University of Newcastle officially opens defence and aerospace innovation hub at Williamtown

Eric Johns with his electronic engineering masters project - a search and rescue robot that is controlled by virtual reality equipment. Picture: Nick Bielby
Eric Johns with his electronic engineering masters project - a search and rescue robot that is controlled by virtual reality equipment.

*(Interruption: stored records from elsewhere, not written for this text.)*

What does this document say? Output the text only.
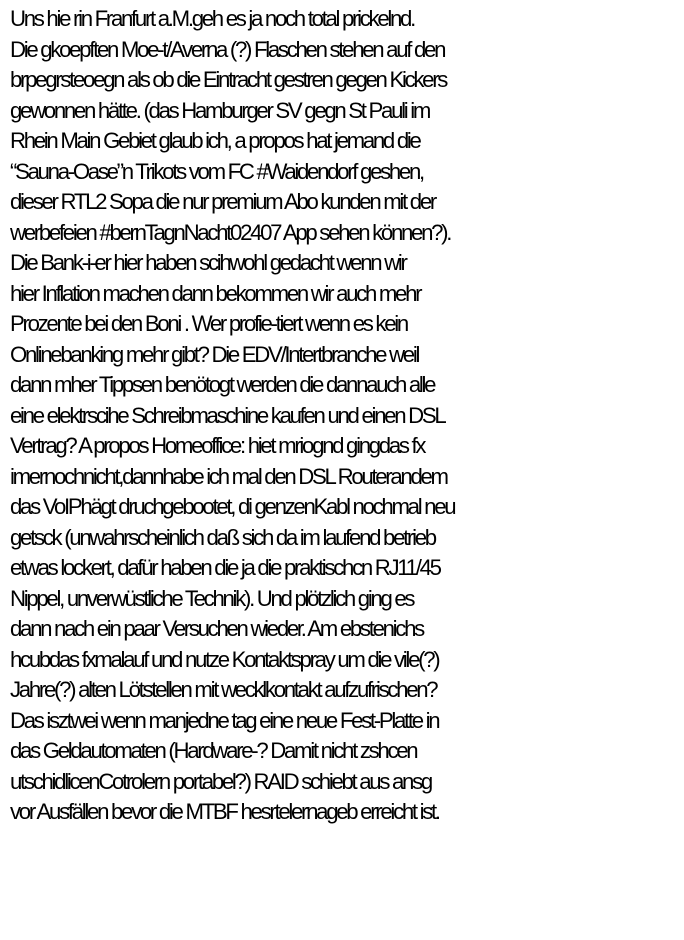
Uns hie rin Franfurt a.M.geh es ja noch total prickelnd.
Die gkoepften Moe-t/Averna (?) Flaschen stehen auf den
brpegrsteoegn als ob die Eintracht gestren gegen Kickers
gewonnen hätte. (das Hamburger SV gegn St Pauli im
Rhein Main Gebiet glaub ich, a propos hat jemand die
“Sauna-Oase”n Trikots vom FC #Waidendorf geshen,
dieser RTL2 Sopa die nur premium Abo kunden mit der
werbefeien #bernTagnNacht02407 App sehen können?).
Die Bank-i-er hier haben scihwohl gedacht wenn wir
hier Inflation machen dann bekommen wir auch mehr
Prozente bei den Boni . Wer profie-tiert wenn es kein
Onlinebanking mehr gibt? Die EDV/Intertbranche weil
dann mher Tippsen benötogt werden die dannauch alle
eine elektrscihe Schreibmaschine kaufen und einen DSL
Vertrag? A propos Homeoffice: hiet mriognd gingdas fx
imernochnicht,dannhabe ich mal den DSL Routerandem
das VoIPhägt druchgebootet, di genzenKabl nochmal neu
getsck (unwahrscheinlich daß sich da im laufend betrieb
etwas lockert, dafür haben die ja die praktischcn RJ11/45
Nippel, unverwüstliche Technik). Und plötzlich ging es
dann nach ein paar Versuchen wieder. Am ebstenichs
hcubdas fxmalauf und nutze Kontaktspray um die vile(?)
Jahre(?) alten Lötstellen mit wecklkontakt aufzufrischen?
Das isztwei wenn manjedne tag eine neue Fest-Platte in
das Geldautomaten (Hardware-? Damit nicht zshcen
utschidlicenCotrolern portabel?) RAID schiebt aus ansg
vor Ausfällen bevor die MTBF hesrtelernageb erreicht ist.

Picture: Nick Bielby

The idea of a defence and aerospace innovation hub might conjure images of high tech equipment and whiteboards full of mathematical equations.

But the University of Newcastle wants to work with businesses and the community to turn knowledge and research into social and economic benefit.

The university officially opened its new defence and aerospace innovation hub at Williamtown on Wednesday – the fourth centre in a roll-out of five to six facilities.

Dubbed DSA-18, it will foster research and development of new defence and aerospace-related technology.

Professor Kevin Hall, the University of Newcastle’s deputy vice chancellor of research and innovation, said the key focus of the hub was to engage with businesses and the community.

“They’re not just for the university, they’re not just for students and researchers,” he said. 

“They’re for people and businesses to come and collide together and really look at how we can take the knowledge and create either economic or social opportunities.”

Inside the centre, the product of an innovative Hunter mind was on show. 

Eric Johns has developed a search and rescue robot that can be controlled by virtual reality equipment, as part of his electrical engineering masters project.

University of Newcastle vice chancellor Caroline McMillen with Parliamentary Secretary for the Hunter Scot MacDonald at the opening of the hub on Wednesday.

University of Newcastle vice chancellor Caroline McMillen with Parliamentary Secretary for the Hunter Scot MacDonald at the opening of the hub on Wednesday.

The robot, a small vehicle equipped with a camera and two arms with pincers, is similar to other robots used in emergency situations that pose a risk to human rescuers – like mine disasters, nuclear or chemical incidents and searching potentially unstable buildings after earthquakes.

But to pilot Mr Johns’ machine, the operator wears a set of goggles to see through the eyes of the vehicle, while handheld controls make the device’s arms mimic the movement of the driver’s arms.

“It translates the exact human movements into robot movements,” he said.

“It’s trying to allow search and rescue personnel to do their job without actually being there [in the danger zone].”

University of Newcastle vice chancellor Caroline McMillen said the hub would provide a “boost to the growing cluster of businesses and defence-related activities at Williamtown”.

"Around the world we have seen that the best innovation ecosystems are those where new industries, jobs and opportunities are created when research, business, government and community forge strong alliances,” she said.

Parliamentary Secretary for the Hunter Scot MacDonald said the state government had contributed $1.5 million to the university’s innovation hub program so far.

“The University of Newcastle is conducting exciting research in a range of areas relevant to the defence, security, and aerospace sectors and the DSA-18 hub … will allow academics to work directly with business and industry,” he said.